Let’s take a look and see what we can do that is a step toward some kind of Inglenook Solver. This is made more difficult by the fact that I’m not sure yet just what I want to accomplish. We’ll discuss that as well.
Yes, our requirements are unclear. Yes, I, too, have read articles and books saying that requirements should be clear. I have also lived in the world quite a while and I have found that even the most clear requirements are usually not very clear, and even the most stable requirements change. And in this case, my whole purpose is to explore the Inglenook Shunting problem and to learn about it. I have a vague idea that I would like to build a sort of automatic switching yard in Second Life, but right now I’m just trying to understand how shunting works.

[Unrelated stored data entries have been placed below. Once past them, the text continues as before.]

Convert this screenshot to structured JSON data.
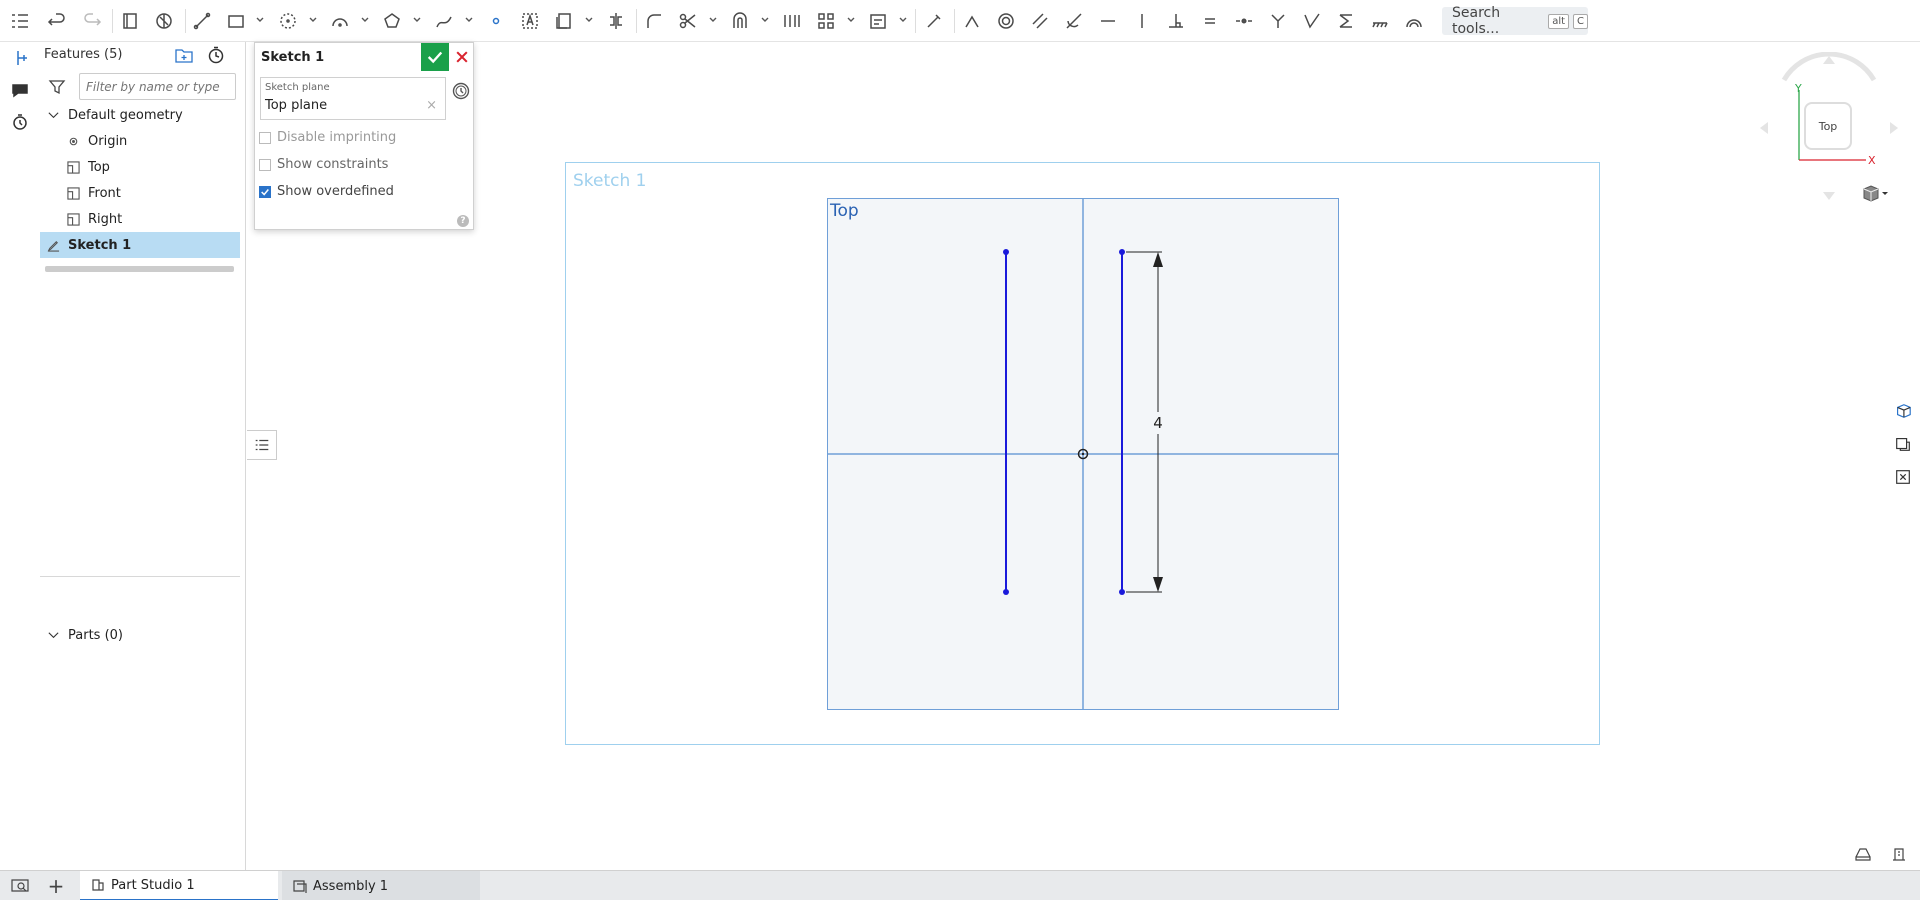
{
  "toolbar": {
    "search_label": "Search tools...",
    "search_key1": "alt",
    "search_key2": "C"
  },
  "features": {
    "title": "Features (5)",
    "filter_placeholder": "Filter by name or type",
    "default_geometry": "Default geometry",
    "items": [
      "Origin",
      "Top",
      "Front",
      "Right"
    ],
    "sketch": "Sketch 1",
    "parts": "Parts (0)"
  },
  "dialog": {
    "title": "Sketch 1",
    "plane_label": "Sketch plane",
    "plane_value": "Top plane",
    "checks": [
      {
        "label": "Disable imprinting",
        "checked": false
      },
      {
        "label": "Show constraints",
        "checked": false
      },
      {
        "label": "Show overdefined",
        "checked": true
      }
    ],
    "help": "?"
  },
  "viewport": {
    "frame_title": "Sketch 1",
    "plane_title": "Top",
    "dimension_value": "4",
    "cube_face": "Top",
    "axis_y": "Y",
    "axis_x": "X"
  },
  "tabs": [
    {
      "label": "Part Studio 1"
    },
    {
      "label": "Assembly 1"
    }
  ],
  "colors": {
    "accent": "#2a73c9",
    "sketch_line": "#1a1adb",
    "ok_green": "#1aa04a",
    "cancel_red": "#d9232e",
    "selection": "#b8dcf3"
  }
}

I’ve found i valuable to get used to working with changing and vague requirements. It encourages me to work in small steps, to show my work often, and to write code that is able to be changed readily. And that leads me to write a small advertisement for classes and objects.
When we use classes and objects, we group together both the data that represents some idea—the point of the class and objects—and the functions, methods, to operate on that data. That provides at least these advantages:
Focused objects are easier to test, since what they must do is clearly defined by the methods they provide.
It is easy to move objects from a test environment to a production one, since their methods are clearly indicated as belonging to the class.
When changes to the application are needed, those changes are often, perhaps even usually, limited to changes in just a few of the objects, which makes it easier to test and make the changes.
Thank you for reading this short advertisement for classes and objects.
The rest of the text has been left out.